The Adventure Park at the Discovery Museum

 

Anthony Wellman

     I could swear I hear chimps swinging through the trees all around me as I wander the grounds of The Adventure Park, the exciting new attraction at the Discovery Museum. I’m half expecting Tarzan to appear next, but alas, it’s only a pack of enthusiastic kids who have just discovered their latest passion—high-flying zip-line adventures among the trees.
     The five-acre “aerial forest ropes park” was inspired by the rope-climbing parks so popular now in Europe, according to Bahman Azarm, president of Southport-based Outdoor Venture Group, which built the park. He was sold on the concept after experiencing the fun firsthand on a trip to Switzerland, and has made it his mission to build parks all over the United States.The first went up at Catamount Ski Area in New York in 2009, and his next project was built the following year in Sandy Springs, Md.
     The Bridgeport park’s eight aerial trails, which range in level of difficulty from beginner to expert (for ages 7 to adult), challenge adventurers to climb ladders, cross bridges and glide through the air on zip lines.

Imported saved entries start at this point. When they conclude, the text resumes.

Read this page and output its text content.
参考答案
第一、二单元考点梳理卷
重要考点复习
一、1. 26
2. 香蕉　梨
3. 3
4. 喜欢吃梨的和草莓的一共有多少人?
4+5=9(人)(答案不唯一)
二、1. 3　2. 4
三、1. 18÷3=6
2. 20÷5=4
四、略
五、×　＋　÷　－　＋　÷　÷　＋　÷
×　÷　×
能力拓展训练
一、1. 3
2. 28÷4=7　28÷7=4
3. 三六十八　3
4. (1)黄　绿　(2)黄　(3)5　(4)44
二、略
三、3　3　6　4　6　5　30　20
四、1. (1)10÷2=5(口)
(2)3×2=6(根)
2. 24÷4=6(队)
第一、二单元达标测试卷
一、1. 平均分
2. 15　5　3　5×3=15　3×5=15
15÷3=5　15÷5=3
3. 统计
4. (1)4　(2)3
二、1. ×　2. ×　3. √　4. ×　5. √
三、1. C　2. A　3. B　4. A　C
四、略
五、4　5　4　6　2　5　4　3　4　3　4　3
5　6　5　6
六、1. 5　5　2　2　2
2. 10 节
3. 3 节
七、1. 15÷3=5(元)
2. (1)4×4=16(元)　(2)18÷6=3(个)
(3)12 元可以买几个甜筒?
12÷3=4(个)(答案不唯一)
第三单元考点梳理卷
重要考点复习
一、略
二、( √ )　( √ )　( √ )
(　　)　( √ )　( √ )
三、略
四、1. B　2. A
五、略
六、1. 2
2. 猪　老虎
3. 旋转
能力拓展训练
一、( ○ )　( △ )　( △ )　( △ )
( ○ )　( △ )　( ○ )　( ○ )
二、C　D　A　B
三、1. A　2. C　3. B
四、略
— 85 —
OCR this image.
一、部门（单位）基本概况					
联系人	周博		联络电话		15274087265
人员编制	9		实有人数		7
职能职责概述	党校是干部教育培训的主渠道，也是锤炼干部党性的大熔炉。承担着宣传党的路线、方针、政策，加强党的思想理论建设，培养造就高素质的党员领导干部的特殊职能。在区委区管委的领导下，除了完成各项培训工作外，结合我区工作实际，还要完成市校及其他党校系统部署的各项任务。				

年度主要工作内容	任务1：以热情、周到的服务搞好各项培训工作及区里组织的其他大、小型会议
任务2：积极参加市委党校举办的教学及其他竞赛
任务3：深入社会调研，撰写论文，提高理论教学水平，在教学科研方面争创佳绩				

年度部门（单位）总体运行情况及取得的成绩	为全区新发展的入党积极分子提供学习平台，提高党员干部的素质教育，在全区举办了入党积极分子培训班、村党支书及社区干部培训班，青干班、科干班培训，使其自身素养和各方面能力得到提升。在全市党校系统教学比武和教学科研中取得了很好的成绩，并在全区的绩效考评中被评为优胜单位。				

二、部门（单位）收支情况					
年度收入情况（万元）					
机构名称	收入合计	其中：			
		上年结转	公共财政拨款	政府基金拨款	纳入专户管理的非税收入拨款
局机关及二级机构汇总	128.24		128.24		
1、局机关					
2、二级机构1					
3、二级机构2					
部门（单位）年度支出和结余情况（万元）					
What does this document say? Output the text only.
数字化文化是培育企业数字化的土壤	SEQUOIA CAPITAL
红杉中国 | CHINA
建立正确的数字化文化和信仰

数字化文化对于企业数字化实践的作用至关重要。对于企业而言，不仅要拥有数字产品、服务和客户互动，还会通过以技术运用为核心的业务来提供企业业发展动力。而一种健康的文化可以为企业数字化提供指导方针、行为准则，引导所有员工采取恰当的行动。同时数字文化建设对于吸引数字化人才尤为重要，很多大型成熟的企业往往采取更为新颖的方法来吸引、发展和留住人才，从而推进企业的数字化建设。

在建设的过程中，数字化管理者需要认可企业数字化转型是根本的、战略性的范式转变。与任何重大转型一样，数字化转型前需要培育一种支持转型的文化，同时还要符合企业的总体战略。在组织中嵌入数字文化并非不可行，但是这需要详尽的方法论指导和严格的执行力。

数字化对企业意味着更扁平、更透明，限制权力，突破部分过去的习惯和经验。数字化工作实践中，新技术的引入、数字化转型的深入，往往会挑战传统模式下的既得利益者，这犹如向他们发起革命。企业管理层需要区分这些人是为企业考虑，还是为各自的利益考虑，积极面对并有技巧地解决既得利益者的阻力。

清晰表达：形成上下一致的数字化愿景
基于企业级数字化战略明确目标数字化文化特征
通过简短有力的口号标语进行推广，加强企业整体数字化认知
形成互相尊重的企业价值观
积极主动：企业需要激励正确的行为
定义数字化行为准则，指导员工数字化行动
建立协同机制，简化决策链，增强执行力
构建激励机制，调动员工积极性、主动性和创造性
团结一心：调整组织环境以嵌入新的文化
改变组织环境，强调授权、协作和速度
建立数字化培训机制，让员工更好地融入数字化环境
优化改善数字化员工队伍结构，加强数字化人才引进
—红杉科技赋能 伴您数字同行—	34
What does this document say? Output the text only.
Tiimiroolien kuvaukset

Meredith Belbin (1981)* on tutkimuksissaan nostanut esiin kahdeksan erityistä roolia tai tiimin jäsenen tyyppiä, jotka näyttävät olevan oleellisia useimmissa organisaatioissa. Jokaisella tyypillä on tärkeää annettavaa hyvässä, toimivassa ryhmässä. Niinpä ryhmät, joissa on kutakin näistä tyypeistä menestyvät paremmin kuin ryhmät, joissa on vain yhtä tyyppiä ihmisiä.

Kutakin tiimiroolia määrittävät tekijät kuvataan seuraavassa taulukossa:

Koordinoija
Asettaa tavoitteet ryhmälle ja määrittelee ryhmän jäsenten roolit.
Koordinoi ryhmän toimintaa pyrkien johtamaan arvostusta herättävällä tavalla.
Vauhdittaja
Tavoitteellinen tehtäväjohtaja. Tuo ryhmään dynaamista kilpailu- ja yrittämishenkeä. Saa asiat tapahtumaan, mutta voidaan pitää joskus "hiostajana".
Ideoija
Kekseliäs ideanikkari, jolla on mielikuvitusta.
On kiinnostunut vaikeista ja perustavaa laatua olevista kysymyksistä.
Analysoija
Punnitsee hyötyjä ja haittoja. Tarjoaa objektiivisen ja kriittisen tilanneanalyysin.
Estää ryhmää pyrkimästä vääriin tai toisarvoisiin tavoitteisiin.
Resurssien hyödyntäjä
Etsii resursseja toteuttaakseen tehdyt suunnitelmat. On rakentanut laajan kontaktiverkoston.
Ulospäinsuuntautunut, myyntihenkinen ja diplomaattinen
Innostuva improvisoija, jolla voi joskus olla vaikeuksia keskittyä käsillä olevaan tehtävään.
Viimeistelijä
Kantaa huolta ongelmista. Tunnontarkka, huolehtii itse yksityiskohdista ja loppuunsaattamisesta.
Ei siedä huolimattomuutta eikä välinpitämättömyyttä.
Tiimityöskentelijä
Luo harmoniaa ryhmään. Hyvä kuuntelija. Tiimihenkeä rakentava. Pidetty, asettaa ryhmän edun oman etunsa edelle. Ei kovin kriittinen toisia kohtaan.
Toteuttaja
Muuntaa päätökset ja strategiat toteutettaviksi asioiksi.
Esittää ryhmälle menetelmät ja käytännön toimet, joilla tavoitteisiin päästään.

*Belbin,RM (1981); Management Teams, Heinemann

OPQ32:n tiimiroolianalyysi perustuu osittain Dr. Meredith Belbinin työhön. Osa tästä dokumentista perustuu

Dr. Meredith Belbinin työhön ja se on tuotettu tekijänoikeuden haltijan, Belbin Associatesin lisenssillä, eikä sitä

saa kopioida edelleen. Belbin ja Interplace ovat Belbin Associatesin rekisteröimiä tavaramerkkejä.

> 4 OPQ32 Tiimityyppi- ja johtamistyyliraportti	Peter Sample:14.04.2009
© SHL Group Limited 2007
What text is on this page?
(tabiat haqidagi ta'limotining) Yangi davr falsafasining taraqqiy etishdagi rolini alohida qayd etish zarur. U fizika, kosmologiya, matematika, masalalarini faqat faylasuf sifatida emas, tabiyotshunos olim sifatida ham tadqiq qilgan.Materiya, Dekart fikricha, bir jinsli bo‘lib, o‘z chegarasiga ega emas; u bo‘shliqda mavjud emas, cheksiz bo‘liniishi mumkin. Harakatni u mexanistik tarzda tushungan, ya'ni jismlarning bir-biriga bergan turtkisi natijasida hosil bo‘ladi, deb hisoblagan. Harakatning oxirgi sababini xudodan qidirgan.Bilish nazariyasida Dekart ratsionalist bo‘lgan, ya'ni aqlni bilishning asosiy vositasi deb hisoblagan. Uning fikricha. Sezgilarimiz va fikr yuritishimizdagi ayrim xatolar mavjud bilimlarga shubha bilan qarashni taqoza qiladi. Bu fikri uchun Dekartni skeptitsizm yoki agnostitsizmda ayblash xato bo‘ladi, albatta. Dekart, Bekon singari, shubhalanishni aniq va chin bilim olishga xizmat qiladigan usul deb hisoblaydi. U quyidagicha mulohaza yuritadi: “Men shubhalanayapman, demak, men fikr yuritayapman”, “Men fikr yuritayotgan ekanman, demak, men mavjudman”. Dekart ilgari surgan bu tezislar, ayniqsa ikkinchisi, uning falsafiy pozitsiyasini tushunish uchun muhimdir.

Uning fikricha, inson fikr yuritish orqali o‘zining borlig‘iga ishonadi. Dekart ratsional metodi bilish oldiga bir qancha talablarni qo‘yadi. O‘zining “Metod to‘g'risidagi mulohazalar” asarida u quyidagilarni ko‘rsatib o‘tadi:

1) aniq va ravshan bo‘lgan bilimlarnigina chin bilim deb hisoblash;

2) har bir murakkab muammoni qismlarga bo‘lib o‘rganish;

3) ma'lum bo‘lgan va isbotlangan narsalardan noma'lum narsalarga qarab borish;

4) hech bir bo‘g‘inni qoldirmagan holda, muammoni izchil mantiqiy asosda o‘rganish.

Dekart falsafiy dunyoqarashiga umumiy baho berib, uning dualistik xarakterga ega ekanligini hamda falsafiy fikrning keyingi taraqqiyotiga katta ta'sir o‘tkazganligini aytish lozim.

More than 110 wooden platforms are perched at varying heights among the trees. The “trails” are all connected by cables, wooden ladders and ropes—nothing is motorized. Not for the faint of heart (or the physically frail), this park will give climbers a good workout no matter which path they choose. The courses are self-guided so it’s up to each person to plan out his/her next move. “This is mentally and physically challenging,” says park manager Bea Mesa Birt, “but it’s also confidence boosting, and kids love it!”
     But kids aren’t the only ones who love it, there are plenty of adults here, too. My turn comes, and I cautiously choose the yellow (lowest-to-the-ground) course. “Don’t worry, it’s very, very safe,” says Kyle Tisdale, a park supervisor. I fuss a bit with the safety clips—climbers are double-clipped to state-of-the-art harnesses attached to safety cords by two carabiners. “Only one clip at a time can be removed,” Tisdale says. “Remember, you’re always hooked on.” Having trained spotters on the ground ready to help is also a comfort. With the safety system in place, I step off the platform and—whee! I’m flying with the birds. For a moment, I’m Peter Pan! I even briefly consider a trip on the 63-foot-high double-black course. (“It’s a wonderful way to get over the fear of heights,” Birt says.) Nah, I’ll try that one next time.
     As I make a “perfect descent” back to terra firma, Indiana Jones zips by overhead, Batman and Robin whiz through and two acrobats pull off somersaults in mid-air. In the world of pretend, imaginations soar over the treetops in this enchanted forest.